Paroles indiennes
Géographies 3
mémoire de tous les non-dits de l’hiver
raconte-moi je t’en prie
tout ce qu’ils n’ont pas cessé de se cacher pour vivre
sans s’avouer qu’ils en mourraient déjà
mémoire des pas qui se promènent
dans la cuisine des petits canadas nice & wasp
derrière la fenêtre de l’assimilation
eux qui avaient parcouru l’amérique de fond en comble bien avant l’arrivée des yanquis n’avaient qu’une seule hantise se départir de leur archéologie première oublier leur histoire par le culte même du passé afin de devenir de vrais-américains-de-la-dernière-heure — tout comme les Grecs Italiens Portugais ou Chinois — et avoir enfin droit au plaisir de la même ségrégation démocratique que tous les autres
«Oh tell me, please tell me, don’t you remember? Tell me that language you were murmuring to me when I was a kid! It was so soft. Fresh as a pillowslip. Oh, tell me again that chanson you were singing so quietly in the twilight’s rocking chair. That lullaby. Lul-la-by! That libellule. Li-Bell-Youle. You don’t know anymore? You have forgotten again the word libellule. I can’t believe it.
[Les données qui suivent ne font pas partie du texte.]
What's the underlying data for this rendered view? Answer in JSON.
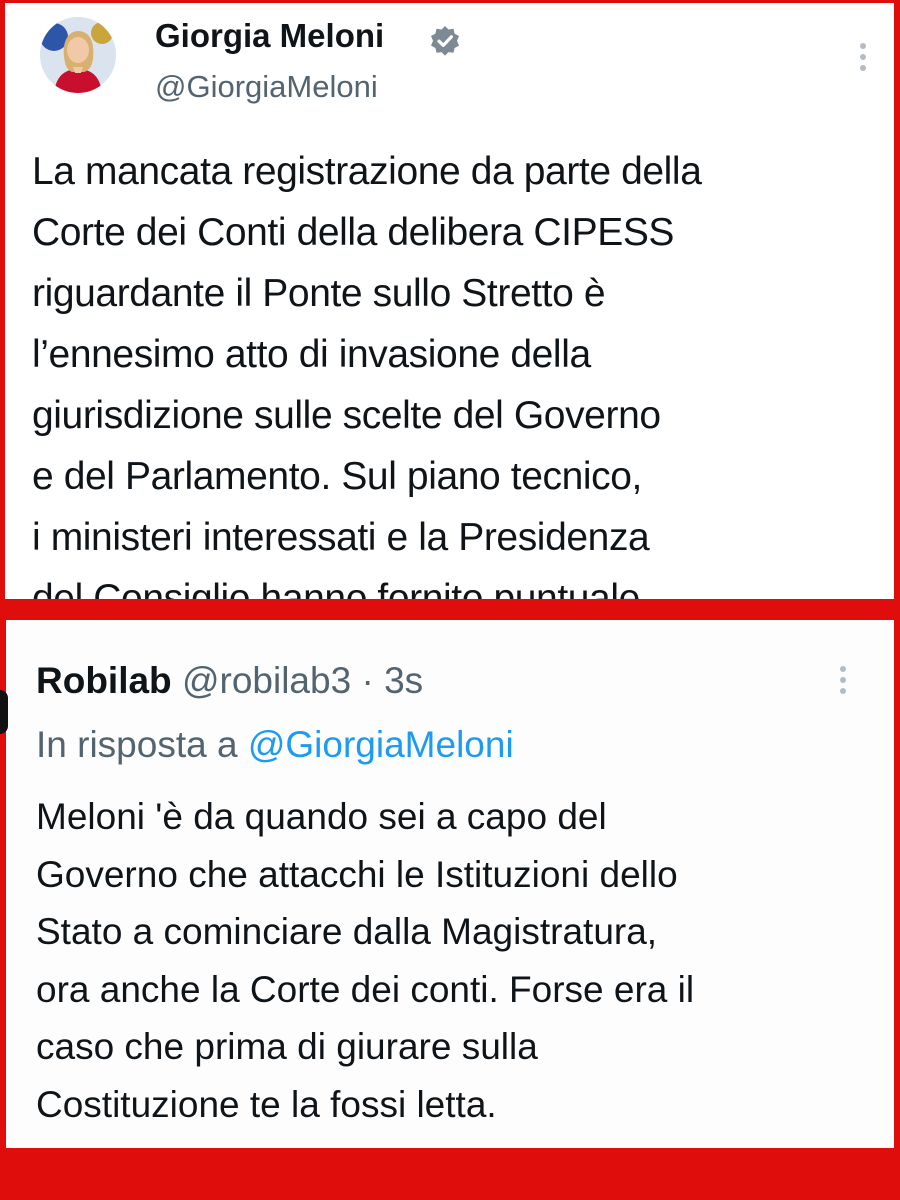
{
  "original_tweet": {
    "author_name": "Giorgia Meloni",
    "author_handle": "@GiorgiaMeloni",
    "text_lines": [
      "La mancata registrazione da parte della",
      "Corte dei Conti della delibera CIPESS",
      "riguardante il Ponte sullo Stretto è",
      "l’ennesimo atto di invasione della",
      "giurisdizione sulle scelte del Governo",
      "e del Parlamento. Sul piano tecnico,",
      "i ministeri interessati e la Presidenza",
      "del Consiglio hanno fornito puntuale"
    ]
  },
  "reply_tweet": {
    "author_name": "Robilab",
    "author_handle": "@robilab3",
    "separator": " · ",
    "timestamp": "3s",
    "reply_prefix": "In risposta a ",
    "reply_mention": "@GiorgiaMeloni",
    "text_lines": [
      "Meloni 'è da quando sei a capo del",
      "Governo che attacchi le Istituzioni dello",
      "Stato a cominciare dalla Magistratura,",
      "ora anche la Corte dei conti. Forse era il",
      "caso che prima di giurare sulla",
      "Costituzione te la fossi letta."
    ]
  },
  "colors": {
    "frame": "#e00d0d",
    "text": "#0f1419",
    "secondary_text": "#536471",
    "link": "#1d9bf0"
  }
}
It had taken you a full month to extract it from the basement of your fading memory and you lost it again. I just can’t… Your name is the last drop of french I got. Nothing else. Why have you quitted speaking my own language? You should have quitted smoking instead. Why have you quitted dreaming our own memory? Why? Why? Why? Why have we let so quietly our own heritage be wiped off?»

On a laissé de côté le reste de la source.